Thanks for your great reply!
Yes, you are right: I’m using PsychoPy’s Builder with code components. It is pretty convenient.
Regarding the xlsx and loop: The guys wanting me to build this experiment need(?) it to be as easy to use as possible while still being highly “flexible”. This includes a) minimizing “contact” with PsychoPy’s Builder interface and b) being able to change key bindings, etc “on the fly”.
So the xlsx is an frankenstein-ish bridge between actual conditions and some kind of *.ini file, if you will. I am not a entirely sure, but I think it is not possible to use the built-in classes for this kind of initial setup. I might be wrong, though. I will look into it.

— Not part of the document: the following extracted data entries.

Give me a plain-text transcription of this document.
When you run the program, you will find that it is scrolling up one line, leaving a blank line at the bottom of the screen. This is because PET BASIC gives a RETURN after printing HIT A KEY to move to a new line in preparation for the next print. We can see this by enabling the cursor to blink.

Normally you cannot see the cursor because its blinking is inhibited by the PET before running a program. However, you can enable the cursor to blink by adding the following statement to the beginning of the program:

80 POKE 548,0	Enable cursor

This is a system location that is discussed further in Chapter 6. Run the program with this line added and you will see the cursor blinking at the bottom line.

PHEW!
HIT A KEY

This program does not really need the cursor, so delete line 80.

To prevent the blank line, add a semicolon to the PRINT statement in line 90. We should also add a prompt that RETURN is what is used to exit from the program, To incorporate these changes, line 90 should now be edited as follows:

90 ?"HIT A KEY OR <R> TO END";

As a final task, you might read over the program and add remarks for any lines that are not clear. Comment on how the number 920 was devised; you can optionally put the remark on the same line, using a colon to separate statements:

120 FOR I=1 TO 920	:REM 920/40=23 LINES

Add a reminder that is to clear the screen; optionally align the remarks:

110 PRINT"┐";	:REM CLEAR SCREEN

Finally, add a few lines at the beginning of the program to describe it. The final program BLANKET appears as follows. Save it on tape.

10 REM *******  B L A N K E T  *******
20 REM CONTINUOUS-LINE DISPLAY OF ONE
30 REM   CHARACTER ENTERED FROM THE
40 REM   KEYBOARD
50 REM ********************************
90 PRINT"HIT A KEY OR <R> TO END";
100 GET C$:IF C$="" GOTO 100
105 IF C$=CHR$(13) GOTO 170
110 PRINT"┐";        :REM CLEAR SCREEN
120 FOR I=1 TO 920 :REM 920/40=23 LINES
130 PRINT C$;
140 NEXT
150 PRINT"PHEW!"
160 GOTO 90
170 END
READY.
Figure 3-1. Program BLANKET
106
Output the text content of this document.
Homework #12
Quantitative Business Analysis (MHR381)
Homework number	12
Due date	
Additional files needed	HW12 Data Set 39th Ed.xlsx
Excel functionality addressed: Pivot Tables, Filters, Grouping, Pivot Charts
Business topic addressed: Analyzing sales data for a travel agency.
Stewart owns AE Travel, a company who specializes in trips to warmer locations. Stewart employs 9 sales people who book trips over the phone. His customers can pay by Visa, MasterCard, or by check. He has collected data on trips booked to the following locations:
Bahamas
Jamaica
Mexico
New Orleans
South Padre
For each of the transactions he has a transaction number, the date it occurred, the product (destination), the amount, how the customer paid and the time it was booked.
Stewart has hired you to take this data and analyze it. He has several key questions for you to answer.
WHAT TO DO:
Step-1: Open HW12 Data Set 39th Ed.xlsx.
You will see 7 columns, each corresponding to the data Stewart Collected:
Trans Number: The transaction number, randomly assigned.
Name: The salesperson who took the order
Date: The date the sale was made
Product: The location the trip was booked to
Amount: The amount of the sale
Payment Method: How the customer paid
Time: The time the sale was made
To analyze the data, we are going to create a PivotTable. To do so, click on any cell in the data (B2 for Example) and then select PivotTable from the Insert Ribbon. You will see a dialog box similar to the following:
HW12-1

Furthermore I’m supposed to create a custom output file, which is limited to just a few variables. Using builder, I could not find a way to have such level of control over the standard output.
That is why I’m reading and writing files by hand. If there is a more streamlined way of doing it I’d be glad, though.

OK, sounds like you are on the right track.

Do make sure the full Builder-generated data files are kept though - your users might kick themselves if/when they realise at the analysis/peer review stage that they need more variables than they thought they did in the customised output…

Good Point!

There’s a follow up question, though:
As mentioned, I read in the user xlsx, remove any of the setup variables (key bindings, etc), save it as a temporary file “conditions.xlsx”, which I then feed to a loop in PsychoPy’s Builder.

However, when entering “Null” as a string into the xlsx, PsychoPy does not recognize it as a string. It thinks “NULL” is an empty cell in the xlsx. Is there a way around that?
The only thing I can think of is looping through all the entries, checking if it equals “Null” and append a space or something. But that sounds like a silly idea.